Chapter 18 - Nate
eighteen
nate
"Dad?" Paige looked up from her elaborate Lego city. "Who was that?"
"Tasha. She's coming over for dinner."
Paige's face lit up like Christmas morning. "Really? Can we show her my new book? And can we make s'mores? Oh, and I want to show her how I finally got the bridge to stay up!"
"Sure, kiddo. We'll do whatever makes her happy." I ruffled her hair. "She had a hard day at work, so let's make sure she has a good time here, okay?"
Paige nodded solemnly. At eleven, she was already developing the same protective instincts I had. "Like when you have the dreams and need quiet time?"
Sometimes my daughter's emotional intelligence caught me off guard. "Sort of like that, yeah."
By the time Tasha's car pulled into the driveway forty-five minutes later, Paige had reorganized her entire Lego display and I'd ordered pizza from the place that made Tasha's favorite margherita.
Through the front window, I watched her sit in her car for a long moment before getting out, like she was gathering herself.
When I opened the door, she looked perfectly normal.
Professional smile in place, shoulders squared, every inch the competent ER nurse I worked with every day.
But you could see the cracks if you knew where to look—the slight tightness around her eyes, the way her hands clenched and unclenched at her sides.
"Hey there," I said softly, stepping aside to let her in.
"TASHA!" Paige bounded into the hallway, launching herself at Tasha with the enthusiasm of a golden retriever.
Tasha caught her in a hug, and I watched her hold on just a beat too long, her arms tightening around Paige's small frame like she needed the contact.

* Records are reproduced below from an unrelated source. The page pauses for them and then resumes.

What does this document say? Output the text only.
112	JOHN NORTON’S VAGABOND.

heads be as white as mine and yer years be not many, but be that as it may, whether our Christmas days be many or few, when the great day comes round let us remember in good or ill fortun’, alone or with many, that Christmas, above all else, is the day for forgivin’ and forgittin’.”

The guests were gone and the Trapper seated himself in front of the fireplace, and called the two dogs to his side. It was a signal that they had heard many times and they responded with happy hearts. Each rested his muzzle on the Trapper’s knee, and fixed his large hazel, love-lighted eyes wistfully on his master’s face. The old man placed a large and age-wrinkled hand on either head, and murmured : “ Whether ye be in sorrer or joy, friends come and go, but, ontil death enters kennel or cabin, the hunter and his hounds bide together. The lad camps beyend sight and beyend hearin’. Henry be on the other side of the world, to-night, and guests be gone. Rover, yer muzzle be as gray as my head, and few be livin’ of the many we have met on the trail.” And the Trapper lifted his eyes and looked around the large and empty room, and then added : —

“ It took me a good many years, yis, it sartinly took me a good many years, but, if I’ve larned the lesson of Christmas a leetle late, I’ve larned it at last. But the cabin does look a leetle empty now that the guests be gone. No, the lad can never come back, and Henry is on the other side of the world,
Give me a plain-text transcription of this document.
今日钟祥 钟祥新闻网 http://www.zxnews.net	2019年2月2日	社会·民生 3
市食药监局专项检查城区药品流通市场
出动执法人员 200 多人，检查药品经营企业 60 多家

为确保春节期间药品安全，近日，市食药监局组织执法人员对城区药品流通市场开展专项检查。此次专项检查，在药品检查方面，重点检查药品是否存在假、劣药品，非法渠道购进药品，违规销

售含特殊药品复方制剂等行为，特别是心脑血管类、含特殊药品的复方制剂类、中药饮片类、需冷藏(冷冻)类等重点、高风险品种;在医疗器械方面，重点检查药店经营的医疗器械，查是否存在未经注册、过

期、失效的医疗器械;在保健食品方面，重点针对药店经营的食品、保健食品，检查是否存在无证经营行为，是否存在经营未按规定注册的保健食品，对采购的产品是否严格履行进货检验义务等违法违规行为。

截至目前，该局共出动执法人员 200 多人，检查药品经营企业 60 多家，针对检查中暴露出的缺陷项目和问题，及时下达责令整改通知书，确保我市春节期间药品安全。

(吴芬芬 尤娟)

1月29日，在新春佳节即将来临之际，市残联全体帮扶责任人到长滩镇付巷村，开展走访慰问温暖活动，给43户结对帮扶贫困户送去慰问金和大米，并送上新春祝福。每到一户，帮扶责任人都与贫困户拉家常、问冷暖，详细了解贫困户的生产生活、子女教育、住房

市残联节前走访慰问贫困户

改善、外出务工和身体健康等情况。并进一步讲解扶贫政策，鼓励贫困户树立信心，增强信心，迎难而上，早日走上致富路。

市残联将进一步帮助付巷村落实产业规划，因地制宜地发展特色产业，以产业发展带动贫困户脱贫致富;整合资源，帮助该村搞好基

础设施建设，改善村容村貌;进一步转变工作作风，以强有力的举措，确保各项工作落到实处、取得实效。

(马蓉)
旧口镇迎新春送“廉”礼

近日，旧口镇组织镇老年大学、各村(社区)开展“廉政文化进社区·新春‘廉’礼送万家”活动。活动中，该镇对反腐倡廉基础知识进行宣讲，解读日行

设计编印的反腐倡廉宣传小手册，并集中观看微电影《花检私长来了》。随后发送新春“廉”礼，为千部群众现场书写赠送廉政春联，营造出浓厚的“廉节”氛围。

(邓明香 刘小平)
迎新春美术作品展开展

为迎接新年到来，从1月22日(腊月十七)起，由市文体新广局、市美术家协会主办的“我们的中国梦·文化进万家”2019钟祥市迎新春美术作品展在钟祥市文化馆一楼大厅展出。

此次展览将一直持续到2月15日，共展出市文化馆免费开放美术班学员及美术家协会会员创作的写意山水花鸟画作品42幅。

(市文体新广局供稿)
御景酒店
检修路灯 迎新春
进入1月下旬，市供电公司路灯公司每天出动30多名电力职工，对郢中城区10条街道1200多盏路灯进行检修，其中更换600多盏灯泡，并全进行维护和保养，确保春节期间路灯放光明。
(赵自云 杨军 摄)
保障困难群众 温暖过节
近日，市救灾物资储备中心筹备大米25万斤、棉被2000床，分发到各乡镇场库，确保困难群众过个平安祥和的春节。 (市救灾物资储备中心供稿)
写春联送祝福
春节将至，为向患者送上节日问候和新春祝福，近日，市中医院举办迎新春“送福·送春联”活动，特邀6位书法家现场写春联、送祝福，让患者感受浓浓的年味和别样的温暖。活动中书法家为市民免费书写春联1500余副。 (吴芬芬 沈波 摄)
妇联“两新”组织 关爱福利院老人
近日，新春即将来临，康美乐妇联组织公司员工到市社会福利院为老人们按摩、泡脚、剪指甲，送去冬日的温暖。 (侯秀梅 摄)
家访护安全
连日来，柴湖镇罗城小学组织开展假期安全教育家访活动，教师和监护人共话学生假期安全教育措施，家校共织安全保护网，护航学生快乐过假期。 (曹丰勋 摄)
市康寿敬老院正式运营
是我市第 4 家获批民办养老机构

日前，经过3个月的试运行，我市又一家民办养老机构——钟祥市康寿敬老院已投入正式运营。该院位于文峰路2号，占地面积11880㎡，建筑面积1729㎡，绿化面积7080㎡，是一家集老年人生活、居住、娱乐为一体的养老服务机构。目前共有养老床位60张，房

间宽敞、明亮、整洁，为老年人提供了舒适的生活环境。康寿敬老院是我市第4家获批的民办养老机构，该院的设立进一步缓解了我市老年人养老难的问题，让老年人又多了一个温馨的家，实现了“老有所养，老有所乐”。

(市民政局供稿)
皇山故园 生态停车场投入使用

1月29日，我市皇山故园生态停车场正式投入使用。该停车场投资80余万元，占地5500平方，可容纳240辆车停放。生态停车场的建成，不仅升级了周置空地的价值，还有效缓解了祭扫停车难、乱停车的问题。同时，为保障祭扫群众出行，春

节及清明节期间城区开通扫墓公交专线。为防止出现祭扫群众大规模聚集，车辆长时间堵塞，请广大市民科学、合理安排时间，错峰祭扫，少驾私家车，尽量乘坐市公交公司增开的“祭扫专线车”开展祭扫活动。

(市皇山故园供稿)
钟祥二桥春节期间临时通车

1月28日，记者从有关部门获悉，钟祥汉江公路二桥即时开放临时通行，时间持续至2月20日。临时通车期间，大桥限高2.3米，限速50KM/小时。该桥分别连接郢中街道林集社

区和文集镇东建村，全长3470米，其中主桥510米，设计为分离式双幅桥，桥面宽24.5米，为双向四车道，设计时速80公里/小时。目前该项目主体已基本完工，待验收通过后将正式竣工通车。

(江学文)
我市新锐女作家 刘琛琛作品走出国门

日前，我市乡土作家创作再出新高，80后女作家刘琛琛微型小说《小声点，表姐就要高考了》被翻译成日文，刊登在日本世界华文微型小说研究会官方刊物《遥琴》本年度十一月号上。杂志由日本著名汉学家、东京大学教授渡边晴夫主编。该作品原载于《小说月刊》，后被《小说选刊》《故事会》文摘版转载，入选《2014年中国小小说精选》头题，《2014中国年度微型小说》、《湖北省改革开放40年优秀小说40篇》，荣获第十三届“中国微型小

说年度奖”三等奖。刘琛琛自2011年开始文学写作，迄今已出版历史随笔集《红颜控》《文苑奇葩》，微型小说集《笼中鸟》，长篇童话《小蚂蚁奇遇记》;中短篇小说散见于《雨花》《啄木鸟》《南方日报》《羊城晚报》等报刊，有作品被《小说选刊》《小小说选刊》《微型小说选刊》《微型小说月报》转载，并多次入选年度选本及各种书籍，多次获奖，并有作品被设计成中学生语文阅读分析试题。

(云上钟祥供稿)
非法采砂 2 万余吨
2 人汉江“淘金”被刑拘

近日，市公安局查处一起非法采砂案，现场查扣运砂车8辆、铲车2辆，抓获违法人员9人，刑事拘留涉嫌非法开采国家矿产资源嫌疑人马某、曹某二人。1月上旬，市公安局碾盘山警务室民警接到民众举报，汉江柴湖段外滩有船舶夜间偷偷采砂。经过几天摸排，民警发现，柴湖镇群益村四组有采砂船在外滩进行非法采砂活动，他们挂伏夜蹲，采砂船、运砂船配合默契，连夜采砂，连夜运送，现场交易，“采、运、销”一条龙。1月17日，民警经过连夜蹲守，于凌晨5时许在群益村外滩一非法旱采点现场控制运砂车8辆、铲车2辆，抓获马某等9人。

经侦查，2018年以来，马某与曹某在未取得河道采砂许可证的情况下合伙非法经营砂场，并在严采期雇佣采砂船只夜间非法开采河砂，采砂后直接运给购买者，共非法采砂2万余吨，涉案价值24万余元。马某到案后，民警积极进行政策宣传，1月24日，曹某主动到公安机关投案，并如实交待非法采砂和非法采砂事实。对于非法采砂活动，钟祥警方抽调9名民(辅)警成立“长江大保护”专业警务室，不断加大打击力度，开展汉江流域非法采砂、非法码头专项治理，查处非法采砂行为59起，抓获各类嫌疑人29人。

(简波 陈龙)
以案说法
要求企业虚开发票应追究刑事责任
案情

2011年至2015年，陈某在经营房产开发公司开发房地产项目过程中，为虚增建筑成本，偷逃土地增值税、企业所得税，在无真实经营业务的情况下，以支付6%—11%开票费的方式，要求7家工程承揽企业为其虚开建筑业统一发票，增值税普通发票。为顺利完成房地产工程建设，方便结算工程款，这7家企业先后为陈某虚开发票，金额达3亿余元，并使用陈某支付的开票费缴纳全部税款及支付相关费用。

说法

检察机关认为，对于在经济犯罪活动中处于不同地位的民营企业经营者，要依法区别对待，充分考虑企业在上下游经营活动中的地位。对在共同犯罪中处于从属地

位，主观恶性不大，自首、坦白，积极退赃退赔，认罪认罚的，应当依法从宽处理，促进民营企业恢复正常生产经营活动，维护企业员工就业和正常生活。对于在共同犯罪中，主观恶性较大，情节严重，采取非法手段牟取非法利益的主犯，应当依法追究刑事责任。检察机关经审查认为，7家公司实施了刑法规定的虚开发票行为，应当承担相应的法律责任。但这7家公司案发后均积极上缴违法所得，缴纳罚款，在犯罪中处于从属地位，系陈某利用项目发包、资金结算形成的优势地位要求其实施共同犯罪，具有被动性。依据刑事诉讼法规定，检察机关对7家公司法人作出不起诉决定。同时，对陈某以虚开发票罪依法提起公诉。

"Hey, kiddo," Tasha said, her voice steadier now. "I hear you've been doing some engineering today."
"Want to see? I built an entire city! With a working drawbridge!" Paige grabbed Tasha's hand, tugging her toward the living room.
For the next three hours, Tasha threw herself into being with us with an intensity that would have seemed normal to anyone who didn't know her well.
She admired every detail of Paige's Lego city.
She helped us build an even more elaborate bridge.
She laughed at Paige's jokes and listened with rapt attention to a detailed explanation of why certain structural elements were more stable than others.
But I noticed the way she kept reaching out to touch Paige—smoothing her hair, adjusting her sleeve, letting her hand linger on Paige's shoulder. I noticed how she watched me interact with my daughter, something almost hungry in her expression.
During dinner, Paige regaled us with stories from school, and Tasha hung on every word like it was the most fascinating thing she'd ever heard. When Paige got pizza sauce on her chin, Tasha was there with a napkin before I could even reach for one.
"Can we watch a movie?" Paige asked as we finished eating. "The new one I got from the library?"
"What movie?" I asked.
"'The Princess Bride.' Mrs. Davidson said it was a classic and I needed to see it immediately or I was deprived."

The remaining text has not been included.